Brass bands in row over child performance licences
Children may not be encouraged to join volunteer brass bands in the future because of a row over licensing.
Bands legally need a licence for under-16s to compete but they feel it should only apply to those who are paid.
The child performance licence protects children from exploitation in the workplace and is issued by councils.
Some want it scrapped and others have complained about varying rules councils have, but the Welsh Government said it was "not intended to be burdensome".
Bands only discovered the law in March when a UK-wide umbrella organisation Brass Bands England (BBE) posted on Facebook about the need to licence all players under 16 ahead of regional championships being held in north Wales.
It stems from an old 1960s law to protect children from being exploited in the entertainment industry which was revised in 2014, but BBE said councils were catching up with how it applies to brass bands.
A letter has been written to AMs and Welsh MPs by the chairman of Cross Keys Silver Band in Monmouthshire, which called the licence "unnecessary".
David Francis wrote he would be proposing to the band "that we do not encourage children to join" because of the risk of falling foul of the rules surrounding child performers.
He agreed it should be in place for paid performers but for volunteers, it was "poorly thought out and lacking in knowledge about how brass bands operate".
Gary Pritchard, secretary of Beaumaris brass band in Beamaris, Anglesey, said the licence was "an extra level of bureaucracy".
"The child performance licence is seen as a form of child protection but it's not. It's a legislation that was intended to stop people from being exploited in the workplace rather than any other way," he said, adding all volunteers are DBS checked.
"We would like to see brass bands removed from the child performance licence requirement in much the same way that sports teams aren't required to have this legislation."
Other bands have called for the licensing application process to be made simpler because different councils have different requirements, leading to inconsistency.
Philip Rogers, from Ammanford Silver Band, said: "To a certain degree I can see why they have put them in place.
"We are quite fortunate but some bands have 20-plus individuals and to fill all of the paperwork is quite a colossal task I would have thought.

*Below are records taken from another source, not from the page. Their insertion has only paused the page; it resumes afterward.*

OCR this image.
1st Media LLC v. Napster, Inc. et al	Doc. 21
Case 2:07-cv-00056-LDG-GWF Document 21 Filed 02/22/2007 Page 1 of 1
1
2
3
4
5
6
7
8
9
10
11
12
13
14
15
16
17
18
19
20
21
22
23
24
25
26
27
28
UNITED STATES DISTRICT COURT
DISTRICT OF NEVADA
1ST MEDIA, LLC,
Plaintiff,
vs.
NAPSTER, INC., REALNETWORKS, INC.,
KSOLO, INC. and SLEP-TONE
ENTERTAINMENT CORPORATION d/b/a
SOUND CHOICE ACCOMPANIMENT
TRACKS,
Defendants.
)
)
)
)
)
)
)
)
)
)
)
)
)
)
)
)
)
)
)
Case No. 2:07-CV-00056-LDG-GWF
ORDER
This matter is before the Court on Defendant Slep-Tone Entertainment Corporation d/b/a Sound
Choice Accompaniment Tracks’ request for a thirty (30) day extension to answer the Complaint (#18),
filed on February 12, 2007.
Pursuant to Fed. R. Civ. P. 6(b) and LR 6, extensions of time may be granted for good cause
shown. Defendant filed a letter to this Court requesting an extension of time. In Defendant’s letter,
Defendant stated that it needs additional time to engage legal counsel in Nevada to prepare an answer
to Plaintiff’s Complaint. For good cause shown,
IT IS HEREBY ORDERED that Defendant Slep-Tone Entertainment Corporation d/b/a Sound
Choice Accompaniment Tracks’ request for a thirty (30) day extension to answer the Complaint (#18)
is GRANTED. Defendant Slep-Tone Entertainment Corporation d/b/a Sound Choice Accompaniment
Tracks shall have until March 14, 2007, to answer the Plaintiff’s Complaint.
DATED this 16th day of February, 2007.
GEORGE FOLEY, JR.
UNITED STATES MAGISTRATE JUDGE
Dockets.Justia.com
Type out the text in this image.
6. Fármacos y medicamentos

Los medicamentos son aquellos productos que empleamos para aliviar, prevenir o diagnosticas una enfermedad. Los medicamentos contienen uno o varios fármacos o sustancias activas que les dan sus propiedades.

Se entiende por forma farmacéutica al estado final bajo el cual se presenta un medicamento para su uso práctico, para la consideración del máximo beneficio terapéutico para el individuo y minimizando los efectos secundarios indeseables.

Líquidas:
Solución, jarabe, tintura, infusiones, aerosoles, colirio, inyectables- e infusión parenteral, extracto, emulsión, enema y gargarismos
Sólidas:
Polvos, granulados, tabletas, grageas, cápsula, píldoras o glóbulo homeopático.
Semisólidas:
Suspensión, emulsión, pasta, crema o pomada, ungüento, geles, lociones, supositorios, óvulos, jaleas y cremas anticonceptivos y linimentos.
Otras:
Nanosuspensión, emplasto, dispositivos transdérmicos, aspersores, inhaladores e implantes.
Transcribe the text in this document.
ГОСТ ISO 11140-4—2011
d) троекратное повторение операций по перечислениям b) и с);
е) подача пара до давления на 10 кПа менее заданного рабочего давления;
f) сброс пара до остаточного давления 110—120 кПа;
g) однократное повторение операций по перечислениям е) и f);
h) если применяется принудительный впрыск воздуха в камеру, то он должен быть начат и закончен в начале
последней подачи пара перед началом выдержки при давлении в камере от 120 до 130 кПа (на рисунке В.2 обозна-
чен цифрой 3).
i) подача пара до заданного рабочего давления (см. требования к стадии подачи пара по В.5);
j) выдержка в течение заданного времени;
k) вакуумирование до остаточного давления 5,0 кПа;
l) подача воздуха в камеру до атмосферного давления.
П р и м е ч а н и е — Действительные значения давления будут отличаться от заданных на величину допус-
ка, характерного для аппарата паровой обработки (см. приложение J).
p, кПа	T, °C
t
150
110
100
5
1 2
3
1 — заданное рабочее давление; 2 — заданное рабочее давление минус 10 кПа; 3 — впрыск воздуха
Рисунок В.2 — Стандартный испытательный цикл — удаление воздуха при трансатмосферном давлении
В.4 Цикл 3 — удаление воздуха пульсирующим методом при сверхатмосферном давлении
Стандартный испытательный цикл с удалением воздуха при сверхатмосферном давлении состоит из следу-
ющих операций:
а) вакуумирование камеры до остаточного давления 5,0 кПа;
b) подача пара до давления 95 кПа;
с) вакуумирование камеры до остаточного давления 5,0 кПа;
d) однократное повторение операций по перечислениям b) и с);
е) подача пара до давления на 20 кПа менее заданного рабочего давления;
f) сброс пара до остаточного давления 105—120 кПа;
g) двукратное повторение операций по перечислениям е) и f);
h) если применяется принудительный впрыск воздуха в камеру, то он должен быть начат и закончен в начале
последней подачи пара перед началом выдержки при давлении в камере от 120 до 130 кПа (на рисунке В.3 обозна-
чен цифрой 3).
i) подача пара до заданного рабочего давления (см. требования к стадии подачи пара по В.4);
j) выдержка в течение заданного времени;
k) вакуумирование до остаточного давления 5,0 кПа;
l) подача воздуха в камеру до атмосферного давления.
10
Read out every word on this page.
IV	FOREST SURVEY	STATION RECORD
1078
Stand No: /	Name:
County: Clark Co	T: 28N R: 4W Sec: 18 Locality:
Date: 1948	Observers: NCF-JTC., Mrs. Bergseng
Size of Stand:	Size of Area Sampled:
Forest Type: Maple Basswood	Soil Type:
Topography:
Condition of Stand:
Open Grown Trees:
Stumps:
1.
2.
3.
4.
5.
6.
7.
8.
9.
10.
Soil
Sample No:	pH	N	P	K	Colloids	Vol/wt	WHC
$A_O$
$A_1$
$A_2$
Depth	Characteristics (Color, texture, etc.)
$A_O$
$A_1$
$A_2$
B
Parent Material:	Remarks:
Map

"All the councils work from a different remit and if you were to standardise all of the forms it would please everybody."
A Welsh Government spokeswoman said: "The purpose of a child performance licence is to safeguard children taking part in a performance or activity.
"It is not intended to be burdensome, but a fundamental step in providing assurances that our children are appropriately safeguarded when partaking in performances and activities outside of the school environment.
"We will raise this issue with local authorities to identify whether more can be done to make the process more consistent without jeopardising the safety of the child."